Part I
Regression Analysis of Crime Rate and Free Lunches (fig. 1) |
Part II
Introduction
For this next exercise we are to look at data from the UW system and find which variables best describe why students choose the school they do based on what county they are from. Some of the variables we will be looking at include number of people within the county that have some college, 2 years of college, college degree, graduate/professional degree, population, population 18-24, median household income. The focus will be on two specific schools that I picked, UW-Eau Claire and UW-Madison and focusing on the variables of percentage BS degree, median household income, and population normalized by distance from school. We will exclude any students that come from out-of-state in this analysis.
Methods
The first thing to do is to perform regression analysis on each of the three variables for both schools. For each regession analysis output we can tell if the variable is significant if the significant value is below .05. First I state the null and alternative hypotheses for both schools for each of the three variables.
Eau Claire student attendance and Population normalized by distance for Eau Claire.
- The null hypothesis is that there is no significant relationship between Eau Claire student attendance and Population normalized by distance for Eau Claire. The alternative hypothesis is that there is a significant relationship between Eau Claire student attendance and Population normalized by distance for Eau Claire.
Eau Claire student attendance and percentage of BS degrees.
- The null hypothesis is that there is no significant relationship between Eau Claire student attendance and percentage of BS degrees. The alternative hypothesis is that there is a significant relationship between Eau Claire student attendance and percentage of BS degrees.
Eau Claire student attendance and median household income.
- The null hypothesis is that there is no significant relationship between Eau Claire student attendance and median household income. The alternative hypothesis is that there is a significant relationship between Eau Claire student attendance and median household income.
Madison student attendance and Population normalized by distance for Madison.
- The null hypothesis is that there is no significant relationship between Madison student attendance and Population normalized by distance for Madison. The alternative hypothesis is that there is a significant relationship between Madison student attendance and Population normalized by distance for Madison.
- The null hypothesis is that there is no significant relationship between Madison student attendance and percentage of BS degrees. The alternative hypothesis is that there is a significant relationship between Madison student attendance and percentage of BS degrees.
Madison student attendance and median household income.
- The null hypothesis is that there is no significant relationship between Madison student attendance and median household income. The alternative hypothesis is that there is a significant relationship between Madison student attendance and median household income.
Results
I will map the residuals for just those variables that were found to be significant and the above regression analyses show that all but one of the variables was found to be significant.

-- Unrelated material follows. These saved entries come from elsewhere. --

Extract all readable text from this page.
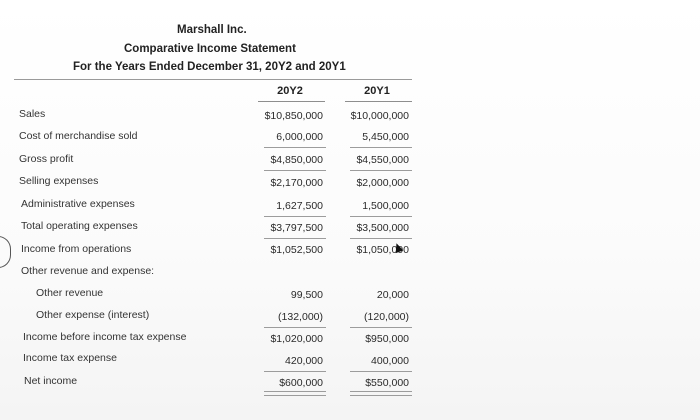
Marshall Inc.
Comparative Income Statement
For the Years Ended December 31, 20Y2 and 20Y1
20Y2	20Y1
Sales	$10,850,000	$10,000,000
Cost of merchandise sold	6,000,000	5,450,000
Gross profit	$4,850,000	$4,550,000
Selling expenses	$2,170,000	$2,000,000
Administrative expenses	1,627,500	1,500,000
Total operating expenses	$3,797,500	$3,500,000
Income from operations	$1,052,500	$1,050,000
Other revenue and expense:
Other revenue	99,500	20,000
Other expense (interest)	(132,000)	(120,000)
Income before income tax expense	$1,020,000	$950,000
Income tax expense	420,000	400,000
Net income	$600,000	$550,000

To get the residuals I just needed to save the standardized residuals before performing the regression analysis and export the tables of residuals to ArcGIS.

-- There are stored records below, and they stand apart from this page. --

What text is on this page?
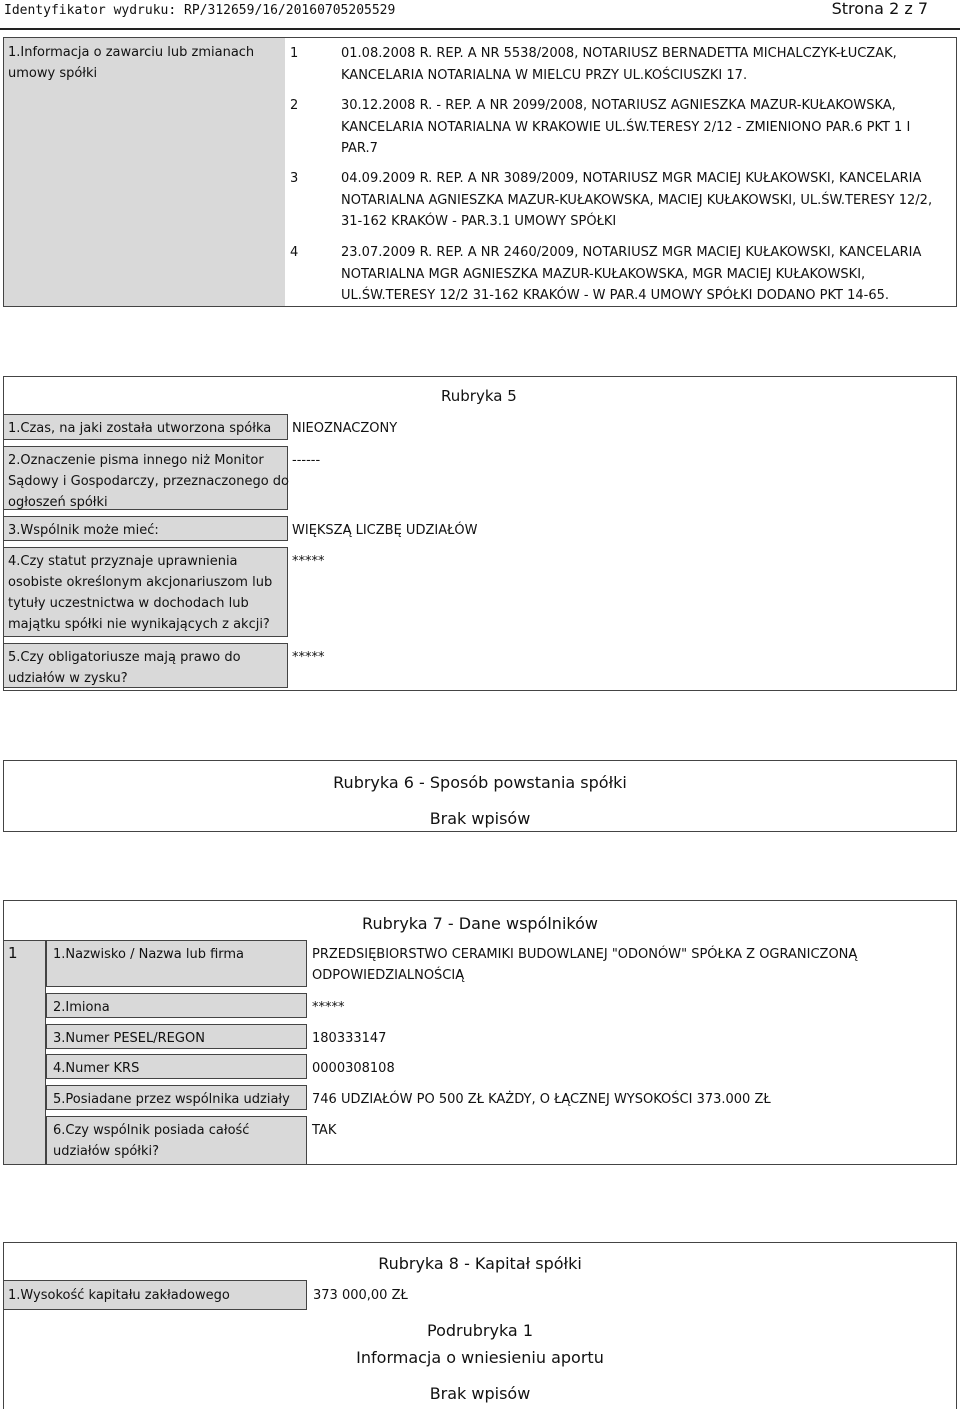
Identyfikator wydruku: RP/312659/16/20160705205529	Strona 2 z 7
1.Informacja o zawarciu lub zmianach umowy spółki
1	01.08.2008 R. REP. A NR 5538/2008, NOTARIUSZ BERNADETTA MICHALCZYK-ŁUCZAK,
KANCELARIA NOTARIALNA W MIELCU PRZY UL.KOŚCIUSZKI 17.
2	30.12.2008 R. - REP. A NR 2099/2008, NOTARIUSZ AGNIESZKA MAZUR-KUŁAKOWSKA,
KANCELARIA NOTARIALNA W KRAKOWIE UL.ŚW.TERESY 2/12 - ZMIENIONO PAR.6 PKT 1 I
PAR.7
3	04.09.2009 R. REP. A NR 3089/2009, NOTARIUSZ MGR MACIEJ KUŁAKOWSKI, KANCELARIA
NOTARIALNA AGNIESZKA MAZUR-KUŁAKOWSKA, MACIEJ KUŁAKOWSKI, UL.ŚW.TERESY 12/2,
31-162 KRAKÓW - PAR.3.1 UMOWY SPÓŁKI
4	23.07.2009 R. REP. A NR 2460/2009, NOTARIUSZ MGR MACIEJ KUŁAKOWSKI, KANCELARIA
NOTARIALNA MGR AGNIESZKA MAZUR-KUŁAKOWSKA, MGR MACIEJ KUŁAKOWSKI,
UL.ŚW.TERESY 12/2 31-162 KRAKÓW - W PAR.4 UMOWY SPÓŁKI DODANO PKT 14-65.
Rubryka 5
1.Czas, na jaki została utworzona spółka NIEOZNACZONY
2.Oznaczenie pisma innego niż Monitor
Sądowy i Gospodarczy, przeznaczonego do
ogłoszeń spółki
------
3.Wspólnik może mieć:	WIĘKSZĄ LICZBĘ UDZIAŁÓW
4.Czy statut przyznaje uprawnienia
osobiste określonym akcjonariuszom lub
tytuły uczestnictwa w dochodach lub
majątku spółki nie wynikających z akcji?
*****
5.Czy obligatoriusze mają prawo do
udziałów w zysku?
*****
Rubryka 6 - Sposób powstania spółki
Brak wpisów
Rubryka 7 - Dane wspólników
1	1.Nazwisko / Nazwa lub firma	PRZEDSIĘBIORSTWO CERAMIKI BUDOWLANEJ "ODONÓW" SPÓŁKA Z OGRANICZONĄ
ODPOWIEDZIALNOŚCIĄ
2.Imiona	*****
3.Numer PESEL/REGON	180333147
4.Numer KRS	0000308108
5.Posiadane przez wspólnika udziały 746 UDZIAŁÓW PO 500 ZŁ KAŻDY, O ŁĄCZNEJ WYSOKOŚCI 373.000 ZŁ
6.Czy wspólnik posiada całość
udziałów spółki?
TAK
Rubryka 8 - Kapitał spółki
1.Wysokość kapitału zakładowego	373 000,00 ZŁ
Podrubryka 1
Informacja o wniesieniu aportu
Brak wpisów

Eau Claire student attendance and Population normalized by distance for Eau Claire. R2=.753
This variable had a significance value of .000 and shows a pattern of counties with large population centers having large attendance at UW-Eau Claire. (fig. 8) |
Eau Claire student attendance and percentage of BS degrees. R2=.121
This variable had a significance value of .003 and shows a pattern that counties with high percentages of BS degrees have large attendance at UW-Eau Claire. (fig. 9) |
This variable had a significance value of .000 and shows a pattern of the largely populated Milwaukee area as having large attendance at UW-Madison. (fig. 10) |
This variable had a significance value of .000 and shows a pattern that counties with high percentages of BS degrees have large attendance at UW-Madison. (fig. 11) |
Discussion & Conclusion
The results from the residuals for Eau Claire show that the two variables of population normalized by distance to Eau Claire and percentage of BS degrees have a correlation with the students that attend UW-Eau Claire in each county. This means that students that go to UW-Eau Claire are more likely to come from populated areas and areas that have a lot of people with BS degrees. UW-Eau Claire students likely come from populated and educated areas across the state. Median household income does not have a significant relationship with student attendance at UW-Eau Claire meaning that income does not significantly influence students to attend UW-Eau Claire. The R2 value for the percentage of BS degrees is low however and this means that the BS degree variable has a weak relationship with student attendance at UW-Eau Claire. The population normalized by distance to Eau Claire variable has a high R2 and a very strong relationship with student attendance at UW-Eau Claire meaning this is the most influential predictor I looked at for why students choose to go to UW-Eau Claire.
The results from the residuals for Madison shows that all three of the variables of population normalized by distance to Eau Claire, percentage of BS degrees and median household income all have a correlation with the students that attend UW-Madison in each county. This means that students that go to UW-Madison are more likely to come from populated areas, areas that have a lot of people with BS degrees and areas with high median household income. UW-Madison students likely come from populated, educated and rich areas across the state. The R2 value for percentage of BS degrees and median household income have low R2 values meaning that they have weak relationships with student attendance at UW-Madison. The population normalized by distance to Madison variable has a very high R2 and a very strong relationship with student attendance at UW-Madison meaning this is the most influential predictor I looked at for why students choose to go to UW-Madison.